Statistiken zeigen, dass in Salzburg jährlich mehrere Hundert Tauben verhungern. Die Population wächst um etwa 10% pro Jahr, was die Notwendigkeit von Kontrollmaßnahmen unterstreicht. Experten schätzen, dass ohne Eingriffe die Zahl der Tauben in den nächsten fünf Jahren um bis zu 50% steigen könnte, was zu erheblichen Problemen führen würde.
Die Zukunft der Stadttauben in Salzburg hängt entscheidend von den Maßnahmen ab, die jetzt ergriffen werden. Experten sind sich einig, dass das Augsburger Modell eine vielversprechende Lösung darstellt, die jedoch schnell umgesetzt werden muss. Die Stadtpolitik steht unter Druck, die Forderungen der Tierschützer:innen ernst zu nehmen und rasch zu handeln.

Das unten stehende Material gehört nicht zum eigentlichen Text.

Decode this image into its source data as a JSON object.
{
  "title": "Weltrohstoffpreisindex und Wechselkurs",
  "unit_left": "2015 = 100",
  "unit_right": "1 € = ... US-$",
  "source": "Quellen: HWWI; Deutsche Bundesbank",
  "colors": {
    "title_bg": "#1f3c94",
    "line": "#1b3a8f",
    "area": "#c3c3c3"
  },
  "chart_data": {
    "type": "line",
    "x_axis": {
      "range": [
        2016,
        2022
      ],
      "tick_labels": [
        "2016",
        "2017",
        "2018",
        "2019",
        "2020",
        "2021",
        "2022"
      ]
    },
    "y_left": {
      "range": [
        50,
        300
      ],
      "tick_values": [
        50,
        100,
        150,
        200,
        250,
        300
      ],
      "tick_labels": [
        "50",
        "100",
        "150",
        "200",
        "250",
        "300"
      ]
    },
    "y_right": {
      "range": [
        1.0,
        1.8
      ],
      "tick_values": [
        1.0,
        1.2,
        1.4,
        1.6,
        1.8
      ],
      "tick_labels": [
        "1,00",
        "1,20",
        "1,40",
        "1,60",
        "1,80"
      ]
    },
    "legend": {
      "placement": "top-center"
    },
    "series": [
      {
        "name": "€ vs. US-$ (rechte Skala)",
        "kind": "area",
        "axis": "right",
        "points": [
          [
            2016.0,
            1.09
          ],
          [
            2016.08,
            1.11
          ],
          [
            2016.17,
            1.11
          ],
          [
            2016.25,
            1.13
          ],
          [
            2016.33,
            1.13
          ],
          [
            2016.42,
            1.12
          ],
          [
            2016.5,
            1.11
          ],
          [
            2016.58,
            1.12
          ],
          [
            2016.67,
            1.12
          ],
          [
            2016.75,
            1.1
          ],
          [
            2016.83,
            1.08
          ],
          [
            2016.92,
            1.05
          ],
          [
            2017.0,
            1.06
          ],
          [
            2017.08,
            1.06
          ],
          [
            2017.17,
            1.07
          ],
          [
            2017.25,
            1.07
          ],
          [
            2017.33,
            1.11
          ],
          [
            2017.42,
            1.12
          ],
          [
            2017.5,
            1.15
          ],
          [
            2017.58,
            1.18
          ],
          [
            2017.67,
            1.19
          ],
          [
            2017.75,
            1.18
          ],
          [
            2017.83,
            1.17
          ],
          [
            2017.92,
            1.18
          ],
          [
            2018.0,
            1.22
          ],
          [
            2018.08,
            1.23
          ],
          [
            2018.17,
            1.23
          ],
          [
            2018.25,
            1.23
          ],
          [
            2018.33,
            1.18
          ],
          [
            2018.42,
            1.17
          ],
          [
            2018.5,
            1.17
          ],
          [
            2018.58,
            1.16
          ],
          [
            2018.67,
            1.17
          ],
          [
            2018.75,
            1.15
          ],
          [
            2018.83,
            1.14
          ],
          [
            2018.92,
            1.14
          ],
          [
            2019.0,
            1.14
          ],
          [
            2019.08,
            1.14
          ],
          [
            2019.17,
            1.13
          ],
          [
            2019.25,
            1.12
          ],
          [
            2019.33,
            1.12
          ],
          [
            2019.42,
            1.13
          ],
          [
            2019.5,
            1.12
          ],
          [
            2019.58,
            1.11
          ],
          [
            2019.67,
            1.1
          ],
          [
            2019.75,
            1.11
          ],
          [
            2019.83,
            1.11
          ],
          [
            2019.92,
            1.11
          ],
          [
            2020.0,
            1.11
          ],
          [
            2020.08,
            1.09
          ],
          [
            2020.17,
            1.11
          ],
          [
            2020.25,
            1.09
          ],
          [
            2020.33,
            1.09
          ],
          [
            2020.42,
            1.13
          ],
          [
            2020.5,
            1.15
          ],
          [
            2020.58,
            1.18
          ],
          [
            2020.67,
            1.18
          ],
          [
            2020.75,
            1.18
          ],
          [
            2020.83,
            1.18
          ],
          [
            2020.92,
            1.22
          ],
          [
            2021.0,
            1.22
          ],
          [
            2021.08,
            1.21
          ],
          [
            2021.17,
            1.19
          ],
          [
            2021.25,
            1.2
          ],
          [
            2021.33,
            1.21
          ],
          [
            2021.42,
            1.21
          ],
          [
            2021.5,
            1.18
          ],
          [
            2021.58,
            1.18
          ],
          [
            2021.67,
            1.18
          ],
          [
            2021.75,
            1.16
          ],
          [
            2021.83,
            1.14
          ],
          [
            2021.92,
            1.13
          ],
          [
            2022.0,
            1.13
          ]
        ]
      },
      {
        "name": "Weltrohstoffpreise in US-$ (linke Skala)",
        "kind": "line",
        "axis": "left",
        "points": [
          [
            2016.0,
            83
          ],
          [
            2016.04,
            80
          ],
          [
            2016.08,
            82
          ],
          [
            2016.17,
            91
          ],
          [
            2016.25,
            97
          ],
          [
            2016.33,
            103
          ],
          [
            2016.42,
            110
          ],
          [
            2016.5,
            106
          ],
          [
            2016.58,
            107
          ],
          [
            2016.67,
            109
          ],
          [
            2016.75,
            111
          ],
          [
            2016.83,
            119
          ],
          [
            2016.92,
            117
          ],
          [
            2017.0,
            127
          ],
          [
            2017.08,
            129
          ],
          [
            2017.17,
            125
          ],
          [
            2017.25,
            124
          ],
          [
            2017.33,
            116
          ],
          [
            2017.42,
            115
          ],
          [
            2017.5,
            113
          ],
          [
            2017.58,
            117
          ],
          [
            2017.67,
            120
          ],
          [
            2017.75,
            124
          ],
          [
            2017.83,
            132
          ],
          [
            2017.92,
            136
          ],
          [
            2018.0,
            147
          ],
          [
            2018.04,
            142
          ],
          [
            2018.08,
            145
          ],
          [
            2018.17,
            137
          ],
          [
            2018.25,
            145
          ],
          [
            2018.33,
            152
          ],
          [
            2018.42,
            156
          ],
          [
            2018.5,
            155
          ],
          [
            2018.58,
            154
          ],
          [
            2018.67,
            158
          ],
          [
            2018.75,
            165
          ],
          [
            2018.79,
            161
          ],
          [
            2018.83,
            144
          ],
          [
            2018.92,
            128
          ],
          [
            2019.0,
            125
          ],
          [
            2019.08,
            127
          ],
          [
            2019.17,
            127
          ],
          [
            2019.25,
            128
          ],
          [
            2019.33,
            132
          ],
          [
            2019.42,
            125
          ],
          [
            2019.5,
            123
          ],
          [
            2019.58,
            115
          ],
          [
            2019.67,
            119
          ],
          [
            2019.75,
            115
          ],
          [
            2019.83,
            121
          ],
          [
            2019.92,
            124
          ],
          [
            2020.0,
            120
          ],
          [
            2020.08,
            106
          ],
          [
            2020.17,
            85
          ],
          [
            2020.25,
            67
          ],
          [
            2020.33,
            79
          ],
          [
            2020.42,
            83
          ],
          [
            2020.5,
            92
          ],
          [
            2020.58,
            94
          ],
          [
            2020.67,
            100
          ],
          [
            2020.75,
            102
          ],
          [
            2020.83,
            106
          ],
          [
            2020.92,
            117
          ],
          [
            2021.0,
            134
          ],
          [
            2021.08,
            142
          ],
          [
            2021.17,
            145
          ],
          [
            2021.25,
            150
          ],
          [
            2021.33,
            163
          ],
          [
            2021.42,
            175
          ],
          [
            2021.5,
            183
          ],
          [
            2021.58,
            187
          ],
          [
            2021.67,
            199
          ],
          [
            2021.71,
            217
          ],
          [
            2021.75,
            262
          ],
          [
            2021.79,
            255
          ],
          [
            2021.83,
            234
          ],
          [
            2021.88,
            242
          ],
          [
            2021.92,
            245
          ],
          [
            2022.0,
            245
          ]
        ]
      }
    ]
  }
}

Langfristig könnte Salzburg als Vorbild für andere österreichische Städte dienen, wenn es gelingt, die Taubenpopulation nachhaltig zu kontrollieren und gleichzeitig das Tierwohl zu gewährleisten. Dies erfordert jedoch eine enge Zusammenarbeit zwischen Politik, Tierschutzorganisationen und der Bevölkerung.
Die Kundgebung am 2. Dezember 2025 ist ein Weckruf für die Stadt Salzburg. Die Tierschützer:innen machen deutlich, dass sofortiger Handlungsbedarf besteht. Die Stadtpolitik ist gefordert, die notwendigen Schritte einzuleiten, um das Leid der Tauben zu lindern und langfristige Lösungen zu etablieren.
Interessierte Bürger:innen sind eingeladen, sich an der Diskussion zu beteiligen und die Kundgebung zu unterstützen. Weitere Informationen finden Sie auf den Webseiten der beteiligten Organisationen. Gemeinsam kann eine Lösung gefunden werden, die sowohl den Bedürfnissen der Tauben als auch den Interessen der Stadtbewohner:innen gerecht wird.